Tiga orang tewas dengan sejumlah luka tembak di kepala dan badan. Mereka adalah para pengedar narkoba, kata polisi. “Ini adalah operasi rahasia,” tambah petugas lain.

Bruder Ciriaco Santiago, terlibat dalam “keluyuran malam”, yang dikenal sebagai Bruder Jun, tidak mengambil foto. Kameranya masih tergantung di lehernya. Ia berdiri di dekat salah satu jenazah dan berlipat tangan, menutup mata lalu berdoa.

Setelah beberapa saat hening, Bruder Jun, seorang jurnalis foto, mengangkat kameranya dan mulai membidik setiap jenazah tersebut.

Malam-malam selama tujuh bulan telah dilewati Bruder Jun, yang juga ketua komisi kerasulan sosial dari Kongregasi Penebus Mahakudus di Manila.

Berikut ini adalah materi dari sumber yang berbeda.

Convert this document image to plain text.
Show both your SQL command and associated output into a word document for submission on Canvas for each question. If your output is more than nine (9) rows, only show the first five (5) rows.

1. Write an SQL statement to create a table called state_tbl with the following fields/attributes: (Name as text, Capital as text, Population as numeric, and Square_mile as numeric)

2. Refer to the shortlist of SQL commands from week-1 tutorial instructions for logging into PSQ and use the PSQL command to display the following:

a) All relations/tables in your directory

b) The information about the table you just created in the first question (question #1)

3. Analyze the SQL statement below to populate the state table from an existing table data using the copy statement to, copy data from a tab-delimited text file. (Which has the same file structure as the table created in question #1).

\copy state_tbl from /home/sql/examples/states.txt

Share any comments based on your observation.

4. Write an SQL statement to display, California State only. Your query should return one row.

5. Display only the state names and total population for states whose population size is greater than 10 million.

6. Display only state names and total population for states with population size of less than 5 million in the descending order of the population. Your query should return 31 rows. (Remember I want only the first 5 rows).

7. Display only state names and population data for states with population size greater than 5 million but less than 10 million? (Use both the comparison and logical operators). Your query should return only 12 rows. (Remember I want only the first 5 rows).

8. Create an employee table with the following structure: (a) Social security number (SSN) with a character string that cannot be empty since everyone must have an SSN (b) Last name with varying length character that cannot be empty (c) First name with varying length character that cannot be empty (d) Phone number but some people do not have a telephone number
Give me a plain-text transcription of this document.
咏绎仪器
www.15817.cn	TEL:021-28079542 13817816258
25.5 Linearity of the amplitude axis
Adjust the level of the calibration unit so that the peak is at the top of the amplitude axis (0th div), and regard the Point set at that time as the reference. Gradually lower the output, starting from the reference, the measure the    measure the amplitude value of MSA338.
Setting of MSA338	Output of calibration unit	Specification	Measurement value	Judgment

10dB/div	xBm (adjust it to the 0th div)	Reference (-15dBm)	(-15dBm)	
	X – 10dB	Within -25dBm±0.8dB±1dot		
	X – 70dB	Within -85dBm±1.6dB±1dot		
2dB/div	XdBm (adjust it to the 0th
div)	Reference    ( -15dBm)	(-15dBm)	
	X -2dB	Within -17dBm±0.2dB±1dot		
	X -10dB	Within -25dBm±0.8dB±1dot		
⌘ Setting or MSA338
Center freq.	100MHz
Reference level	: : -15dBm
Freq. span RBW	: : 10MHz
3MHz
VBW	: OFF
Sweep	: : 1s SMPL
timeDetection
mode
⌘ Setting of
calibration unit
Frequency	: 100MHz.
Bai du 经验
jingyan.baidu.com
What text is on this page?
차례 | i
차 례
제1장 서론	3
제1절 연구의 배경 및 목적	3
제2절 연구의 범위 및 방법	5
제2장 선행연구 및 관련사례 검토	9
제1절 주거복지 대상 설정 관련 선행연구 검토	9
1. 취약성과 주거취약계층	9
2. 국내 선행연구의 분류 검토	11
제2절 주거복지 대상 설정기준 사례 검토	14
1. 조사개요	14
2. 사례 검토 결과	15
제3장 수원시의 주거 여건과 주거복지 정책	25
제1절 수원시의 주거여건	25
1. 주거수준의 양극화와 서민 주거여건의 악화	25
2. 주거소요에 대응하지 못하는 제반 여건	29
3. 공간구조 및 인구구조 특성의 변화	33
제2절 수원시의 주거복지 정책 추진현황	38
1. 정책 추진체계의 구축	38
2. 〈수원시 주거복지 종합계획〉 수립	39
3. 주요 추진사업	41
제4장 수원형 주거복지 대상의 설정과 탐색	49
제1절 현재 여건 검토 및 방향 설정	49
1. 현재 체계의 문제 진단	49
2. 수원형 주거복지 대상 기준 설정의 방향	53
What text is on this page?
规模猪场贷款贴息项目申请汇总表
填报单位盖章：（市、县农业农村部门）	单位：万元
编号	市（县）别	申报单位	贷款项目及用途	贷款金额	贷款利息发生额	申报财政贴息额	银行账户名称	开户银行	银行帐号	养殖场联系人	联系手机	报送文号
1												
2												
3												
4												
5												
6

Ia menghabiskan hari-harinya menjangkau orang-orang di “pinggiran.” Ia melakukan perjalanan ke desa-desa, tinggal bersama masyarakat adat, dan berkunjung ke tempat kumuh.

Dia melihat “kehidupan dan keindahan itu” dalam kisah setiap orang. Dia telah melihat orang sakit disembuhkan dan bagaimana mereka terus berpegang teguh pada iman mereka.

Sejak Presiden Filipina Rodrigo Duterte terpilih tahun lalu, Bruder Jun telah dihadapkan dengan “orang tewas mengenaskan.”

Dia harus pergi keluar setiap malam untuk mencari korban “perang habis-habisan” terhadap narkoba, banyak dari mereka adalah orang miskin.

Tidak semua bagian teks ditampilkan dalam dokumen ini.